Валя (Панова) - страница 11

— Что ты, голубые! Карие у нее глаза.

— Ничего подобного. Не то серые, не то зеленые, не разберешь какие.

— Ты видел или нет? — пристает мать беглянки к своему сыну-калеке. Ты спал или нет?

Калека молчит-молчит, потом обрывает:

— Да перестань! Тошно!

И ужасно становится похож на свою сестру.

— Пусть хоть у кого-нибудь в семье будет настоящая жизнь, — говорит он.

— Хорошо как жизнь, а как смерть? — плачет мать.

— Тоже ничего, — говорит калека. — Настоящая смерть на войне — тоже неплохо.

Он трудно поднимается, собирает свои костыли, идет. Он, когда был маленький, баловался на улице и попал под трамвай. Лопатки у него торчат под рубашкой, и нестриженые волосы лежат косичками на худой шее.

Женщины говорят:

— Без паспорта, без карточек, в чем была, — с ума сойти!

А девочки говорят:

— Как она ломала руки. Какая она была несчастная.
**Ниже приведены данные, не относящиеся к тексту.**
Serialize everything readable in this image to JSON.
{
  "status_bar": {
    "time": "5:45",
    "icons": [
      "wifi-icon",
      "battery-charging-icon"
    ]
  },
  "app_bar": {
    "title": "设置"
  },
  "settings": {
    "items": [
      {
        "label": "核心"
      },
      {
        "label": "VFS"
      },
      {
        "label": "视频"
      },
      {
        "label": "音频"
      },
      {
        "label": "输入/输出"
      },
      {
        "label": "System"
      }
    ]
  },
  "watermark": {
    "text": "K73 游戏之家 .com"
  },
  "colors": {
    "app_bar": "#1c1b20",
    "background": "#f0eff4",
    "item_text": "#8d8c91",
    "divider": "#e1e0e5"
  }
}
— Какая она сегодня счастливая!

— Ты рада? — спрашивает Светлана.

— Да! — отвечает Валя.

— Хорошо, правда?

— Хорошо!

Они быстро, по секрету от всех, пожимают друг другу руки.

В военную темную ночь, и такая история. Что за праздник нечаянный у девочек возле Московского вокзала!

12

И все как ветром сдунуто враз. Ничего этого нет.

— Светла-наааа! До свида-ньяааа!

Не видно Светланы, только слабенький голосишко звенит в ответ: «До свида-ньяааа!»

Все дальше, слабей звенит голосишко: «…ньяааа!»

Вздев мешки на спину, потоком идет народ.

Как щепочку, уносит Валю в душном потоке. Идем, идем. Не остановиться, не оглянуться. Справа мешок, слева мешок; каменные, ударяют больно. Собственный рюкзак давит Вале на позвонки, гнет шею. Идем, идем. Без конца идем, не видно куда. «Сейчас задохнусь», — думает Валя, но с готовностью идет и без страха: так надо. Так в нашем путешествии полагается. Только крепче держаться за Люськину руку. С другой стороны держит Люську мать, — мы все тут, потеряться не можем…

…В вагоне. Темно от вещей и людей. Валя, Люська, еще чьи-то маленькие дети, двое, на верхней полке. Там же чьи-то узлы. Внизу толчея голов. Мать говорит:

— Сели, слава богу.

До верха полон вагон, но люди входят, входят, вносят, вносят, непонятно, как это все вмещается. Те, кто раньше вошел, говорят:

— Что они делают, дышать же нечем!

Черноглазая бабушка говорит свое:

— Так он и не пришел. Боже мой, так я его больше и не повидала!

На нижней полке напротив лежит на материнской жакетке краснощекий маленький мальчик Василек. Он заболел. Это его мать, оказывается, искала ночью градусник. У него тридцать девять и три.

— Тридцать девять и три! Тридцать девять и три! — несется по вагону. — Корь! Дифтерит! Скарлатина! Ветрянка!